Commits With Character

Last year, I posted how I was moving away from Conventional Commits in my projects. Whilst I still highly recommend Changesets for team-based or multi-contributor projects, I have started to realise the benefit of commit-lead changelogs for smaller projects. They are quick to learn, and can be easily automated.

However, I didn’t want to return to Conventional Commits for the following reasons:

  1. The prefixes take up a lot of characters.
  2. The prefixes become a chore (pun intended).
  3. Sometimes the prefixes don’t match one-to-one with SemVer.

It’s this last one that got me thinking: if all I want to know is when to trigger a major, minor, or patch release, why don’t I just state that in the commit?

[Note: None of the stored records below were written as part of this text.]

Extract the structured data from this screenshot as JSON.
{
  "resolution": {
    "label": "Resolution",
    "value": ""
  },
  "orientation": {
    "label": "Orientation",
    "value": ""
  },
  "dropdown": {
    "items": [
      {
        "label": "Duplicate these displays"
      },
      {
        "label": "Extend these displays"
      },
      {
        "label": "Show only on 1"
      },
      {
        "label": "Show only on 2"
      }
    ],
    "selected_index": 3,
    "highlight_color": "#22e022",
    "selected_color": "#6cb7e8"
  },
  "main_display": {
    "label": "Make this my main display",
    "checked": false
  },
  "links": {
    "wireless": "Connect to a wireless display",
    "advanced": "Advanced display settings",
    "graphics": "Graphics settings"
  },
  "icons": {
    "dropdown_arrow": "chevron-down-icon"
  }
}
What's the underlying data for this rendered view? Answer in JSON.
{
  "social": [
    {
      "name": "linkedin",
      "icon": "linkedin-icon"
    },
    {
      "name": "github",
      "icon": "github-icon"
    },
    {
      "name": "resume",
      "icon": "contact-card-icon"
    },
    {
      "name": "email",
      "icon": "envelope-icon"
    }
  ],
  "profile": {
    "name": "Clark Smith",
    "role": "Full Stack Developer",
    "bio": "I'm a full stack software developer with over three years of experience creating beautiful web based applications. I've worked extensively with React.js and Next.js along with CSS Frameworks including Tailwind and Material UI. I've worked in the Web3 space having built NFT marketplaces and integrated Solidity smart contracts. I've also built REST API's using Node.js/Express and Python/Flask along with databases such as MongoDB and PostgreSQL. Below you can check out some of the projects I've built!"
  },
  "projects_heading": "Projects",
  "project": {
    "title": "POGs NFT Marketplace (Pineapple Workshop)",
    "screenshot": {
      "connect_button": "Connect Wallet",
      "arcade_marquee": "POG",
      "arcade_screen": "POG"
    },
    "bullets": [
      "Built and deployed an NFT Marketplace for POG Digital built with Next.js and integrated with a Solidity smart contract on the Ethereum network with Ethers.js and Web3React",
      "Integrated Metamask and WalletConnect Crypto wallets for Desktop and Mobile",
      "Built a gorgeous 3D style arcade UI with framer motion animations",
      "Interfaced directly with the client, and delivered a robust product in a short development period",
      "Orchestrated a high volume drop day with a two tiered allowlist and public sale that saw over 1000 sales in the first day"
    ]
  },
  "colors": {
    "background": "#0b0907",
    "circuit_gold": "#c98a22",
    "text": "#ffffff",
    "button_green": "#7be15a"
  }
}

I explored prefixing commits with those words, but it started to feel like issue 1 again:

MINOR Add that feature
MAJOR Remove a different feature
Upgrade dev dependencies
MINOR Add another feature
PATCH Fix that bug
MINOR Add yet another feature

Taking inspiration from gitmoji, as they only take up two characters (emoji + space), I decided to try using special characters instead.

npm packages track patch versions using a tilde ~, and minor versions using a caret ^. All I needed was a character for major changes which, of course, is an exclamation mark ! (or exclamation point, or bang, depending on where you are from 🇺🇸).

^ Add that feature
! Remove a different feature
Upgrade dev dependencies
^ Add another feature
~ Fix that bug
^ Add yet another feature

And so the Commits With Character project was born!


A colleague of mine introduced me to Release It and Conventional Changelog, that they’d been using to automate releases using the Conventional Commits standard. I decided this was a good fit for my project too and wrote my own preset.

I’ve been using Commits With Character, with automated releases, in a few of my projects for a while now, and have really been enjoying its simplicity:


The benefit I’ve found over Conventional Commits and gitmoji is that it’s just less to think about when you make a commit. At time of writing, gitmoji has 73 different categories 🙈 (that one means “Add or update a .gitignore file”). I can imagine there’s plenty of arguments going on out there about which emojis or prefixes should have been used in certain commits. Whereas as long as you know SemVer, you know Commits With Character.